Several years ago, a pastor at our church suggested another approach: instead of giving up something, why not take up something new, like a delayed New Year’s Resolution. The 40 days of Lent are a perfect time frame to try things, or to get back on track with actual New Year’s Resolutions that have fallen to the wayside. Given that our time and habits are important things to us, this is as much of a sacrifice as giving up something you love, because it forces you to give up time and habits to form a new one. I’ve tried this a few times and had more success with it, mainly in organization and in finding ways to keep my “to do” list under control (or at least manageable). I like this because it’s more discrete than the fasting thing. It’s more about internal motivation and self discipline. Sure, it may call as much attention to you as the Lenten fasting, but it seems to me that this is done in a more positive context.
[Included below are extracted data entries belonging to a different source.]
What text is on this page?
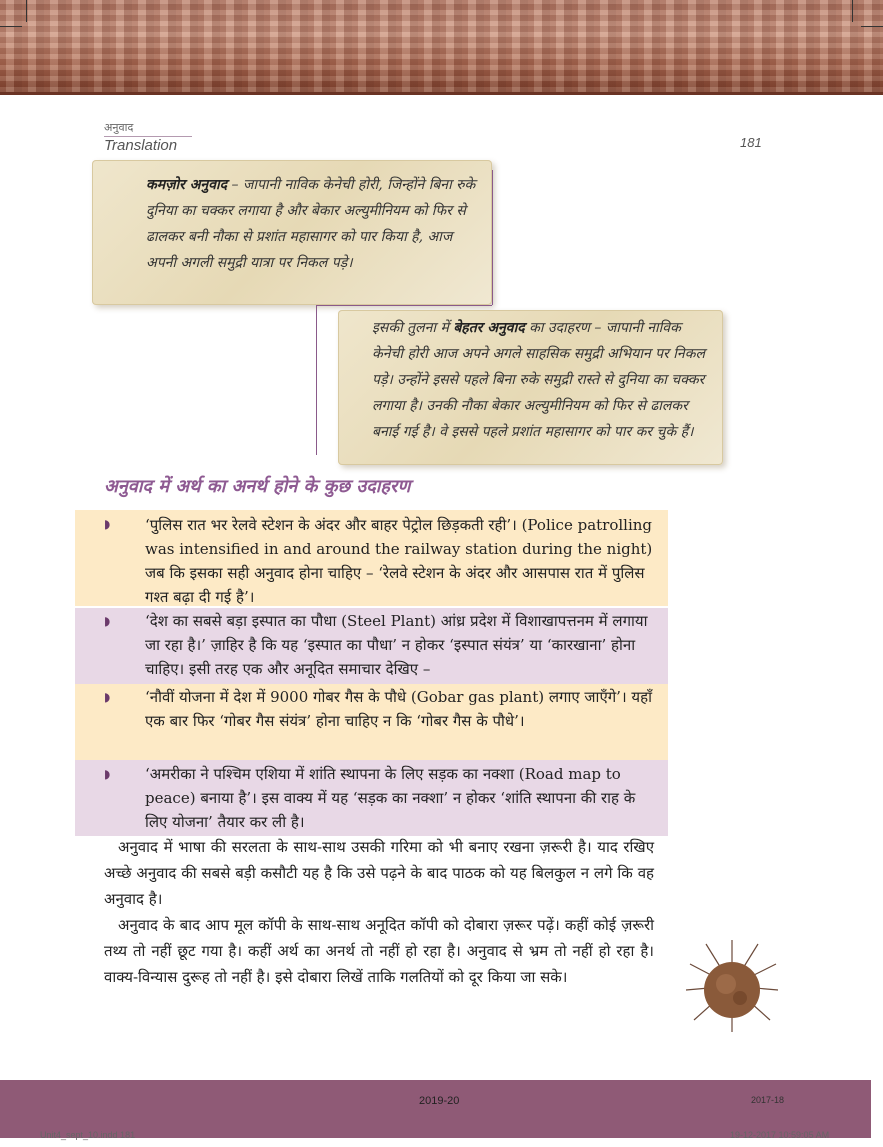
अनुवाद
Translation	181
कमज़ोर अनुवाद – जापानी नाविक केनेची होरी, जिन्होंने बिना रुके दुनिया का चक्कर लगाया है और बेकार अल्युमीनियम को फिर से ढालकर बनी नौका से प्रशांत महासागर को पार किया है, आज अपनी अगली समुद्री यात्रा पर निकल पड़े।
इसकी तुलना में बेहतर अनुवाद का उदाहरण – जापानी नाविक केनेची होरी आज अपने अगले साहसिक समुद्री अभियान पर निकल पड़े। उन्होंने इससे पहले बिना रुके समुद्री रास्ते से दुनिया का चक्कर लगाया है। उनकी नौका बेकार अल्युमीनियम को फिर से ढालकर बनाई गई है। वे इससे पहले प्रशांत महासागर को पार कर चुके हैं।
अनुवाद में अर्थ का अनर्थ होने के कुछ उदाहरण
◗ ‘पुलिस रात भर रेलवे स्टेशन के अंदर और बाहर पेट्रोल छिड़कती रही’। (Police patrolling was intensified in and around the railway station during the night) जब कि इसका सही अनुवाद होना चाहिए – ‘रेलवे स्टेशन के अंदर और आसपास रात में पुलिस गश्त बढ़ा दी गई है’।
◗ ‘देश का सबसे बड़ा इस्पात का पौधा (Steel Plant) आंध्र प्रदेश में विशाखापत्तनम में लगाया जा रहा है।’ ज़ाहिर है कि यह ‘इस्पात का पौधा’ न होकर ‘इस्पात संयंत्र’ या ‘कारखाना’ होना चाहिए। इसी तरह एक और अनूदित समाचार देखिए –
◗ ‘नौवीं योजना में देश में 9000 गोबर गैस के पौधे (Gobar gas plant) लगाए जाएँगे’। यहाँ एक बार फिर ‘गोबर गैस संयंत्र’ होना चाहिए न कि ‘गोबर गैस के पौधे’।
◗ ‘अमरीका ने पश्चिम एशिया में शांति स्थापना के लिए सड़क का नक्शा (Road map to peace) बनाया है’। इस वाक्य में यह ‘सड़क का नक्शा’ न होकर ‘शांति स्थापना की राह के लिए योजना’ तैयार कर ली है।
अनुवाद में भाषा की सरलता के साथ-साथ उसकी गरिमा को भी बनाए रखना ज़रूरी है। याद रखिए अच्छे अनुवाद की सबसे बड़ी कसौटी यह है कि उसे पढ़ने के बाद पाठक को यह बिलकुल न लगे कि वह अनुवाद है।
अनुवाद के बाद आप मूल कॉपी के साथ-साथ अनूदित कॉपी को दोबारा ज़रूर पढ़ें। कहीं कोई ज़रूरी तथ्य तो नहीं छूट गया है। कहीं अर्थ का अनर्थ तो नहीं हो रहा है। अनुवाद से भ्रम तो नहीं हो रहा है। वाक्य-विन्यास दुरूह तो नहीं है। इसे दोबारा लिखें ताकि गलतियों को दूर किया जा सके।
2019-20	2017-18
Unit4_sept_10.indd 181	19-12-2017 10:59:05 AM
Another suggestion I heard was to dedicate a specific time to Bible reading, prayer, or spiritual contemplation during the 40 days of Lent. Again, this is a sacrifice of time with the hope of building a habit that you’ll carry forward into Easter and beyond. I’ve tried this last year with rosary prayers. I'm Lutheran, but I thought this might help my mental discipline and prayer habits. I made it through Lent, I’m sorry to say it didn’t stick. It was too rigid, and the reason I broke it was because I needed more flexibility instead of the pre-programmed prayers I was offering which, I’m sorry to say, became more rote recitation than an act of the heart. I’m modifying this approach this year by designating my prayer time as more of a meditation, so I can deal with the issues on my heart, and improve my mental discipline better than I did in last year’s failed efforts. I like this Lenten activity the best, because it’s personal, discrete, and focuses on true spiritual needs without calling undue attention on yourself. It’s a private reflection of the spirit, which is what Lent is supposed to be about.
Of course, I encourage you to do your Lenten fast if it works for you, and you’re happy with the results. The point is that your Lenten journey is a personal one, and there are several ways you can take it. If giving stuff up doesn’t work for you, then there are other options that are just as effective and meaningful in speaking to the soul.
That’s all today. Take care, and have a great week.